See also: Current Board
Christie is the Executive Officer of Festivals Adelaide, the peak body for 10 of Adelaide’s major arts and cultural festivals including the Adelaide Festival, Adelaide Fringe, WOMADelaide, Cabaret Festival, South Australian Living Artists Festival, Feast Festival, Guitar Festival, Oz Asia and Adelaide Film Festival. Previously, Christie was the inaugural Creative Director for TAFE SA’s Adelaide College of the Arts, a multi-arts training facility in the heart of Adelaide and has spent over a decade in cultural festivals in Europe. She works in the areas of social and economic benefit and the measurable value of the arts to communities across the world. She is committed to the advancement of the arts and social sciences as the bedrock of successful societies.
Professor Tim Dunne
Tim is the Executive Dean, Faculty of Humanities and Social Sciences and Professor of International Relations (IR) at The University of Queensland. His most recent appointment has been Research Director at UQ’s Asia Pacific Centre for the Responsibility to Protect where he led a successful application to AusAID for core centre funding (2012-1015). He joined UQ in 2010 from the University of Exeter where he was Professor of International Relations, and successively Head of Politics, Head of the School of Humanities and Social Sciences, and Dean of the College of Social Sciences. He began his career at the University of Wales in Aberystwyth after completing his graduate training at the University of Oxford. He is internationally recognised for his work on human rights protection and foreign policy-making in a changing world order. He has written and co-edited ten books, including Human Rights in World Politics (1999), Worlds in Collision (2002), International Relations Theories (2007), and Terror in our Time (2012) co-authored with Ken Booth, and Liberal World Orders (2013). Tim brings a strong commitment to teaching and learning exemplified by his engagement in professional training of diplomats and senior armed forces in Europe, Africa and Australia. In addition to traditional academic publications, he is a regular contributor to the media as well as policy forums inside government and the non-governmental sector.

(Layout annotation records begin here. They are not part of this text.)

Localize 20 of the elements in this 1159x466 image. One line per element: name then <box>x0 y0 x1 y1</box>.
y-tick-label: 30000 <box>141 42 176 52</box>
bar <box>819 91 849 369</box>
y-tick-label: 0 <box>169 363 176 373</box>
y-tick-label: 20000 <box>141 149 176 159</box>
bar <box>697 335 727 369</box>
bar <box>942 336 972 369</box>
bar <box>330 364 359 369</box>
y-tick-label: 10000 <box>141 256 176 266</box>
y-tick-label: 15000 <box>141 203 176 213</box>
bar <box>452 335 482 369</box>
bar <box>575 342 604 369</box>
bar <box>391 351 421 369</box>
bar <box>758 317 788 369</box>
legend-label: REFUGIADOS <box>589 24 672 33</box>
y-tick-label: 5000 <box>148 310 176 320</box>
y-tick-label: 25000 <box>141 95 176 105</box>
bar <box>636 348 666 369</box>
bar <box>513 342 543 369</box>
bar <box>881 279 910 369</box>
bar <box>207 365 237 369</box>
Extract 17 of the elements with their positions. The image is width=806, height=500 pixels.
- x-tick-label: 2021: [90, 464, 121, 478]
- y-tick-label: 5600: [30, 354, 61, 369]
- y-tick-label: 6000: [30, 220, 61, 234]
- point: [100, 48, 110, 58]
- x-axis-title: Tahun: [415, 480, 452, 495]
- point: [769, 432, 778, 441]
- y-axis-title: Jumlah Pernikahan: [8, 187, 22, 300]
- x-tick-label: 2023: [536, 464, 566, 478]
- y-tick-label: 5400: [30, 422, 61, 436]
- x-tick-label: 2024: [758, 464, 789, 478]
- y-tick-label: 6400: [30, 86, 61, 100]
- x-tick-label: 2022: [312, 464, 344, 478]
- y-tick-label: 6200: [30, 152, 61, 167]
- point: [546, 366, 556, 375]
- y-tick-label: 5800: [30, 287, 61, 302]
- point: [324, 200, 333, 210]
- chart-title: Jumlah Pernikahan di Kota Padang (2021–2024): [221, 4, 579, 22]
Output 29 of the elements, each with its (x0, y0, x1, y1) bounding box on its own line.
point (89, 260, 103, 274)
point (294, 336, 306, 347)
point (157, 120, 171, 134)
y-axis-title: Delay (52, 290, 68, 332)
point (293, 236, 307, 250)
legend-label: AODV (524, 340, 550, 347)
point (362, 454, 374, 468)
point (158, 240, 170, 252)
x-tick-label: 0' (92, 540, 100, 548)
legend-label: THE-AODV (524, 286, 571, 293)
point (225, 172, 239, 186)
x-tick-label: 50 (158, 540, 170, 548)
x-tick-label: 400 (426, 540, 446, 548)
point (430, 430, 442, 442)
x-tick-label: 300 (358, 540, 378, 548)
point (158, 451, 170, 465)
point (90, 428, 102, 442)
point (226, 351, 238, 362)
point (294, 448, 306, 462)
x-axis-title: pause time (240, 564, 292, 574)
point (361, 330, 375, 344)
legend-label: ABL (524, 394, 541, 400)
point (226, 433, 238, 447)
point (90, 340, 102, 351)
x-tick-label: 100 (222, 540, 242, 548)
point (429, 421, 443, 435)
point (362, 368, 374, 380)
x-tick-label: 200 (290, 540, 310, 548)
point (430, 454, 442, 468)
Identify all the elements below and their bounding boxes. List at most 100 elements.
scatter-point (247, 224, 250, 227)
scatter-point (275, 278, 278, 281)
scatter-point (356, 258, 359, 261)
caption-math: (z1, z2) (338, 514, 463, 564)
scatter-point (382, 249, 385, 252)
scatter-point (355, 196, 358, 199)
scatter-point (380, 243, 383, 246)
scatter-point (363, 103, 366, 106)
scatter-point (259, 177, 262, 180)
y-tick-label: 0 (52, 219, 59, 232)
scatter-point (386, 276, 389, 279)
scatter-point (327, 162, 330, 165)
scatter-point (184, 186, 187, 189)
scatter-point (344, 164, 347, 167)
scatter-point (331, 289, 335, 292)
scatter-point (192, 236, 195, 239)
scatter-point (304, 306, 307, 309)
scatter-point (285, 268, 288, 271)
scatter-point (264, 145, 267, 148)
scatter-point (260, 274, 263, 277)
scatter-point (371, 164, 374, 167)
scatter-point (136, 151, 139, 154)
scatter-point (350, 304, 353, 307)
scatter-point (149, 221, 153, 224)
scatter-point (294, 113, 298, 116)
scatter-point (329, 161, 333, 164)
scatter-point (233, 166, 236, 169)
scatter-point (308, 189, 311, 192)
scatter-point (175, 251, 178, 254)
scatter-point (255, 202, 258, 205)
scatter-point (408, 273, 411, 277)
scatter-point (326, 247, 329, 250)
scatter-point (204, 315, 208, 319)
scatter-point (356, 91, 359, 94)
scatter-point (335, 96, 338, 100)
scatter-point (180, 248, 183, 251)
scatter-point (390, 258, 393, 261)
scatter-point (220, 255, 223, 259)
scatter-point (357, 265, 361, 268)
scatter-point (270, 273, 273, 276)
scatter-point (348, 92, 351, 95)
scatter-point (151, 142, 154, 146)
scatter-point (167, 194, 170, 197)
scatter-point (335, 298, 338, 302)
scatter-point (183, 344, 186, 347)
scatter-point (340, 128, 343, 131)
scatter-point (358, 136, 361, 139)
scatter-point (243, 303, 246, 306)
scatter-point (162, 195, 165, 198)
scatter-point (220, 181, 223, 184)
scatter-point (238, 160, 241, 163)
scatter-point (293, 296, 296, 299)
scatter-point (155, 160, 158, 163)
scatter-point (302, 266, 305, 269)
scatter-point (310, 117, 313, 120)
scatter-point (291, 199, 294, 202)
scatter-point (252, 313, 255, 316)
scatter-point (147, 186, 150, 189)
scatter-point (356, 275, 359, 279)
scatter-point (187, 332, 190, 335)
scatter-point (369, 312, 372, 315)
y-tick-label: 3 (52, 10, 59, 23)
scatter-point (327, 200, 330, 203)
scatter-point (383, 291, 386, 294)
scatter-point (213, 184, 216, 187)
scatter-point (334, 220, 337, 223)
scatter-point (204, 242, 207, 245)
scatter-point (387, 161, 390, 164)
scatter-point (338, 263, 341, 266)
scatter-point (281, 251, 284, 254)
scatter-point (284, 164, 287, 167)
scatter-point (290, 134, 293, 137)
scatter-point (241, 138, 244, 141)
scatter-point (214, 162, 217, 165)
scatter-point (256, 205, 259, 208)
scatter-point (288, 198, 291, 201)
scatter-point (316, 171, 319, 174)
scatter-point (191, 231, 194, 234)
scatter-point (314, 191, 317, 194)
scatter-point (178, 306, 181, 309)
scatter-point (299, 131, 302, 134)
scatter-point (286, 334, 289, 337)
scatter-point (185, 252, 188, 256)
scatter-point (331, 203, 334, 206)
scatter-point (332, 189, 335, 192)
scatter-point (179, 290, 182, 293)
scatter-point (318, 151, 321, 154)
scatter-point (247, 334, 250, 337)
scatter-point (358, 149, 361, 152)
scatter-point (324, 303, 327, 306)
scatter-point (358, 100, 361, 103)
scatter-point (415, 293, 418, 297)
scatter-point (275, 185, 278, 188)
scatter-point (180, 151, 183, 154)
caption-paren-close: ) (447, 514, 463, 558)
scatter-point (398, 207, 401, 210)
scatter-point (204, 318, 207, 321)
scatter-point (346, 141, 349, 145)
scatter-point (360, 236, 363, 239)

Associate Professor Katie Hughes
Katie is the President of the Australian Sociological Association (TASA). Holding qualifications from universities in New Zealand, Australia and the United Kingdom, she has been working in the tertiary sector for twenty five years in a variety of roles. Her disciplinary background is within the Social Sciences (broadly Gender Studies, Education and Sociology) and she has published widely in the area, particularly, of education and social disadvantage.
Professor Michele Simons
Michele is Professor and Dean of Education, University of Western Sydney. She has previously held a number of leadership positions at the University of South Australia, including Dean of Education from 2007-2010. Prior to entering the University as an Academic, Michele worked in the non-government sector in community-based organisations providing family services and supporting training and development initiatives for workers. She has made a significant contribution to scholarship in the fields of teacher education and vocational education and training in Australia. Her research interests include learning in non-formal settings such as workplaces and community organisation and workforce development. Her work has included the management of large national projects awarded from a number of government and industry sources, including Category 1 funds from the ARC and the NVETRE research grant programs. Michele is widely published, having produced over 100 publications across her career to date. She brings a wealth of experience in leading and managing national associations to her work for CHASS. She has been a member of the Australian Vocational Education and Training Research Association (AVETRA) since its inception and is currently the President of AVETRA. She is the current Treasurer for the Australian Association for Research in Education (AARE).
Professor Jason Jacobs
Jason is the Head of the School of Communication and Arts at The University of Queensland. He has an international reputation as a historian of television drama, its institutions, technology and aesthetics. He has taught film and television studies at the University of East Anglia, the University of Warwick, and Griffith University. His first book, The Intimate Screen (Oxford University Press, 2000) is a pioneering study of early television drama; his second book Body Trauma TV (British Film Institute, 2003) explores the aesthetics of the hospital drama in relation to the contemporary cultural imagination. More recently he published Deadwood (Palgrave Macmillan/British Film Institute, 2012), as part of the BFI TV Classics series. He is currently working on an Australian Research Council funded project called ’The Persistence of Television: How the Medium Adapts to Survive in the Digital World’, and is writing a book on David Milch, the author of Deadwood (Manchester University Press), and another about film noir called Reluctant Sleuths, True Detectives (SUNY).